Has it gotten a whoooole lot easier to do so on a regular basis without recognizing the inherent disorder in said behavior, and, more importantly, what it reveals about the state of one's own soul?
Yep.
It's almost like a more passive form of gossip or a more innocuous version of coveting. I'm not saying it's making me a terrible mom to take notes on what others are doing with their broods, but it does incline me towards an unhealthy amount of navel-gazing, in addition to producing heightened levels of jealousy and anxiety. And that ain't good.
These impossible (for me) standards I find myself measuring my mothering against are not only unrealistic, they are actually keeping me from the very real and (often) mundane task of accomplishing God's will for my family for that day. I can't read another Bible story to my toddler because I'm busy researching ways to catechize the young child based on Montessori techniques incorporating Theology of the Body. And I'm looking at mommy fashion blogs. And that's why dinner isn't ready, either.
Come to think of it, some of my most stressful and least-satisfying days as a homemaker have been days that were filled not with busyness and chores but with hours of online ogling, HGTV-watching, Facebook photo-scrolling 'research.'
Except all I have to show for it is ghetto taco salad (a house specialty) for dinner for the 3rd night in a row and a complete lack of energy and/or enthusiasm for my life by the time my husband is home.
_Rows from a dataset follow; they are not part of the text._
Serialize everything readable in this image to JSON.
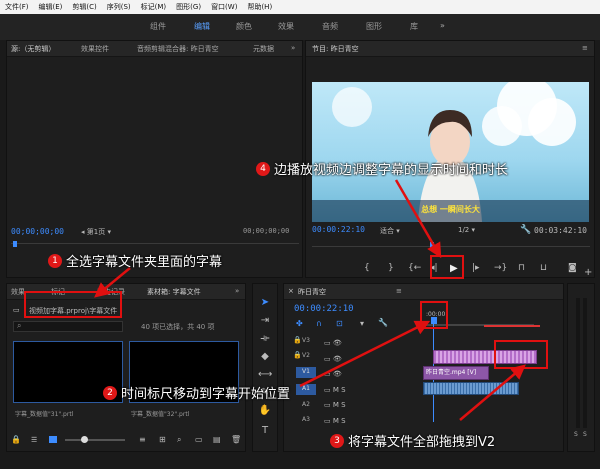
{
  "menu": [
    "文件(F)",
    "编辑(E)",
    "剪辑(C)",
    "序列(S)",
    "标记(M)",
    "图形(G)",
    "窗口(W)",
    "帮助(H)"
  ],
  "workspaces": [
    "组件",
    "编辑",
    "颜色",
    "效果",
    "音频",
    "图形",
    "库"
  ],
  "source": {
    "tabs": [
      "源:（无剪辑）",
      "效果控件",
      "音频剪辑混合器: 昨日青空",
      "元数据"
    ],
    "timecode": "00;00;00;00",
    "page": "第1页",
    "timecode_right": "00;00;00;00"
  },
  "program": {
    "title": "节目: 昨日青空",
    "subtitle": "总想 一瞬间长大",
    "timecode": "00:00:22:10",
    "fit": "适合",
    "ratio": "1/2",
    "duration": "00:03:42:10"
  },
  "project": {
    "tabs": [
      "效果",
      "标记",
      "历史记录",
      "素材箱: 字幕文件"
    ],
    "path": "视频加字幕.prproj\\字幕文件",
    "selection": "40 项已选择，共 40 项",
    "thumbs": [
      "字幕_数据值\"31\".prtl",
      "字幕_数据值\"32\".prtl"
    ]
  },
  "timeline": {
    "title": "昨日青空",
    "timecode": "00:00:22:10",
    "ruler": ":00:00",
    "tracks": [
      "V3",
      "V2",
      "V1",
      "A1",
      "A2",
      "A3"
    ],
    "clip_label": "昨日青空.mp4 [V]"
  },
  "callouts": [
    {
      "num": "1",
      "text": "全选字幕文件夹里面的字幕"
    },
    {
      "num": "2",
      "text": "时间标尺移动到字幕开始位置"
    },
    {
      "num": "3",
      "text": "将字幕文件全部拖拽到V2"
    },
    {
      "num": "4",
      "text": "边播放视频边调整字幕的显示时间和时长"
    }
  ],
  "meter": [
    "S",
    "S"
  ],
  "colors": {
    "accent": "#3d8cff",
    "annotation": "#e01010",
    "clip": "#b36cc8",
    "audio": "#3a6ea8"
  }
}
Maybe my expectations don't need to be lowered, per se, but rather, personalized and custom-built to reflect the needs of my family and my vocation. And maybe I can get closer to achieving that ideal through prayer as opposed to another episode of House Hunters.
I didn't mean to go preachy on this second inaugural entry, honest. I had every intention of filling the page with witty remarks about things I can't believe I am letting slide with my firstborn and how I went to the gym without makeup this morning and was totally fine with it.
That is, until I realized I wasn't wearing earrings either.